For I would never dream of walking out stark naked, as I saw it, presenting a viable body for battering. This defensive approach affected my cricket, and sparked the genesis of the aforementioned fear of the hard cricket ball.
I grew out of that fear with age, and the confidence it brought turned my cricket around. I emerged from the dome of volatile anxiety into the dome of bubbling, surging confidence. But today, I feel like the same 10-year old, with the same fear. My cricket, as I knew it, has bared its fangs at me, showing me a side I knew existed but believed to be reticent.
Death Is No Sport
The barrier between sports, entertainment and reality has imploded. The sport I religiously adore has metamorphosed into a potentially fatal activity. It shouldn’t be that way, because death is no sport. A couple of years back, Jerry ‘The King’ Lawler infamously collapsed during a live WWE RAW taping in Montreal. My TV show had become real.
It doesn’t have to matter that I never followed Phillip Hughes’ career, nor showed any support to his struggle for a national spot. I knew him from his few diligent knocks, but mostly from my EA Cricket computer games. In my eyes, he was (just like me) a person madly in love with a sport I’m madly in love with. He shouldn’t, didn’t deserve to, die for that.

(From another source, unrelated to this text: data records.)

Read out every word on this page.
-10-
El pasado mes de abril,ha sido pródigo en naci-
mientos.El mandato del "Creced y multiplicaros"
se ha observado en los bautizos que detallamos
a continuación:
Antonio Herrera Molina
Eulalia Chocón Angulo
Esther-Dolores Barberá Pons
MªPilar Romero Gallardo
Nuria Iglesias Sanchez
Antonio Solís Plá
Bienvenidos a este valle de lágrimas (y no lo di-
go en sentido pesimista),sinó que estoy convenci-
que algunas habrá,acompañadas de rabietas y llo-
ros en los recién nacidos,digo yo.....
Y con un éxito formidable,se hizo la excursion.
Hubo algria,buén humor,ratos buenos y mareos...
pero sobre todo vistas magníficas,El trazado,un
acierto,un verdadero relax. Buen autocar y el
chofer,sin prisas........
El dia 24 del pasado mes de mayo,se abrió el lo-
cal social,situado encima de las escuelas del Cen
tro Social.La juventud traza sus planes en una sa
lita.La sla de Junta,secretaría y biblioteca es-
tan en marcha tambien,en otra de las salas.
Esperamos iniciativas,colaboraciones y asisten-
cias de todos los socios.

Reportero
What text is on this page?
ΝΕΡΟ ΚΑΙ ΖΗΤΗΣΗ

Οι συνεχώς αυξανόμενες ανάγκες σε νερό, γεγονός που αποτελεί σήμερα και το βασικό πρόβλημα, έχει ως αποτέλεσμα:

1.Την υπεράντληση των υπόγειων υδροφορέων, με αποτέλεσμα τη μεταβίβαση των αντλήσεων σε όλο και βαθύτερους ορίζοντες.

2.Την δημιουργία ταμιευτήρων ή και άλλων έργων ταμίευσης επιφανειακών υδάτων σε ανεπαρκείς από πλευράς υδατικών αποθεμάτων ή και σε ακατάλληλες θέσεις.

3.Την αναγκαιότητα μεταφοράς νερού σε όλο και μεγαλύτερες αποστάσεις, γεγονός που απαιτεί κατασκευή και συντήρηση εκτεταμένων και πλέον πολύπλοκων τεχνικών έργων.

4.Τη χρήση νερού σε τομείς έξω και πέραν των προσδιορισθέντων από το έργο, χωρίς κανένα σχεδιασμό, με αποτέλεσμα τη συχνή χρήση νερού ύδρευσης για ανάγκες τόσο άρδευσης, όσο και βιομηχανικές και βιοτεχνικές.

Accidents happen, and sports on an international level are known to be dangerous. Injuries, even career-ending ones are common and we discard them as a part of sport. Death, however, is a different ballpark.
Cricket Shouldn’t Be Like Every Other Sport
In the coming few weeks, questions will be tossed around whether cricket is safe, and maybe larger helmets or softer balls will be propounded. The inner workings of the game will be put under scrutiny, and they should be, for this should remain a sport and not a game of life.
The striking point here is that, yes, many other sports have lethal risks involved, but I don’t count my cricket to be one of them.
The hardest part is, there’s no one to blame. The bowler, who might be succumbed under the guilt of taking a life, is not at fault. Bouncers are a part of the game, and would probably remain so. The psychological impact of this might even end the bowler’s career, and subsequently his love for the thing he was madly in love with.
Many legends, from many spheres, have passed away. Actors that entertained me in movies, sportsmen that I adored and emulated, and while saddened with grief, it never shocked me. Death is inevitable. Yet, here I am today, shocked and absolutely shattered by the occurrence of it in a sport I love for a man I never knew much about.
I would like to extend my condolences to Phillip Hughes’ family and friends. May his soul rest in peace.